Normally it needs port 21 to the FTP server and port 20 (ftp-data) backwards.
Check with telnet

ftpserver$ telnet ftpclient 20

Are the files transferring at all? If it's just very slow, I would look at network speed settings. If the switch and the card in your server do not agree, then there will be serious interference. We had a server that was plugged into a switch that forced the port to be 100M full duplex. The card in the server was only capable on 10M half duplex.

Everything was fine until we tried an FTP when the volume of traffic clobbered it. Telnet users were getting 2-3 seconds response times to key-strokes and other horrible things, yet the server's CPU was fine. I had another where we replicate data cross site. After a powerdown the switch lost it's temporary config forcing the port speed to 1Gb and dropped it to 100M with similar consequences.

Can you find a command like entstat that can give you the detail about how your cards are configured? You can then discuss them with the network people over speed settings. They may also need to check all the hops involved in the process.

Here is this site's man page for entstat

Robin

This occurs while processing the 'n'th file during an 'mget'. If it were firewall/port, it would never get that far.

---------- Post updated at 04:54 PM ---------- Previous update was at 04:51 PM ----------

Yes, at the time of the hang, it has already processed well over a dozen files of similar size on the same 'mget' command. Up to that point, all files transferred in reasonable time.

One thing I hadn't noticed when I first posted .. on both runs it hung on the same file.

Could the file actually be a pipe (with no input process) or a link that is confusing it?

Is the data transfer rate good up to that point?

Robin

I remember a problem that a certain file got stuck during transfer at a certain point.
Regardless if svn or ftp was used. It turned out the problem was with the MPLS provider - who finally solved it.

Just an update to all ... two batch runs (shell script) using 'mget' were able to succesfully transfer a few dozen files before stalling out on the same file each time. After killing the ftp, the file in question is in the target directory, and at first glance looks good .. it's file size is comparable to all of the others - in the 3.5 to 4.5 GB range. But comparison to the file on the source server shows the transferred file is still a few GB short of complete. Most of these files transfer in about 5 minutes.

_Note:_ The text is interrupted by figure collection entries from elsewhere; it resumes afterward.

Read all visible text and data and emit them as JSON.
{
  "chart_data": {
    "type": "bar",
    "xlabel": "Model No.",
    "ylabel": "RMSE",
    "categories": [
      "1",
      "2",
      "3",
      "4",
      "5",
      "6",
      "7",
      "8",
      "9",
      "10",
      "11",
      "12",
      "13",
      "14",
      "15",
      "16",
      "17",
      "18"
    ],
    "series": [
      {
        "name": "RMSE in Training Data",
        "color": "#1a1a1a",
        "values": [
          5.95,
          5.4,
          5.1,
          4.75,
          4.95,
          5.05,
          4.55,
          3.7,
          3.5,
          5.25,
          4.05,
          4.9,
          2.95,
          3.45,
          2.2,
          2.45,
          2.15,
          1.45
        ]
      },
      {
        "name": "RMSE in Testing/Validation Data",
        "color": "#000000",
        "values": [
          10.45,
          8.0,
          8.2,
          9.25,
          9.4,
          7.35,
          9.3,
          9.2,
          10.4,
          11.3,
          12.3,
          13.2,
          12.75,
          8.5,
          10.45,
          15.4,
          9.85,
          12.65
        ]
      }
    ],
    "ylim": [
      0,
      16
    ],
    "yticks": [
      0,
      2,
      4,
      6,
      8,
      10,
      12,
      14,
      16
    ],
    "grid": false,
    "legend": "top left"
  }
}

Today I tried to pull it manually. Started ftp at a command line and did a simple 'get' on the one file. After 20 minutes I killed it. I also did a simple get on another file from the same set and it completed in about 4 minutes, exactly as expected. So it would appear that there is something about the individual file, but I don't know what it would be. It is part of an Oracle database backupset - created by oracle's rman utility. I ran an rman 'verify' against it and it came up clean from that standpoint.

So, I can conclude ..

  1. since it always hits on that one file and only that one file, I can eliminate transient network issues.
  2. since it occurs on that file whether as part of a batch transfer or just the single file, I can eliminate any 'ftp flooding' that I've seen reference to here and there.

At this point I'm just going to let the normal weekend process run again on schedule, but if anyone has any good theories that fit all of the observations so far, I'd be willing to entertain them. If not, I'll have to figure the problem has been found to be off-topic for this forum.

Ensure your ftp service does not have a (default = 5 min) timeout!
If the transfer stalls at a certain bit pattern, and it goes over a WAN, check with your WAN provider!

I've been called "a few GB short of complete" before too. :o

Could there be what is called a packet-shaper on the network to throttle high use connections, or perhaps there is something that flips to an alternate path after a few minutes and the process is not working properly.

The default timeout is probably most likely though. Have a go with a larger file if you can. Probably best to make one with tar (get something really large) & compress (squeeze out anything that your ftp/sftp might be optimising)

Can you run it manually but use the hash subcommand before the get . It will display progress markers and you can then get a better timing for when it is stopping.

Nothing else leaps out at the moment I'm afraid.

Robin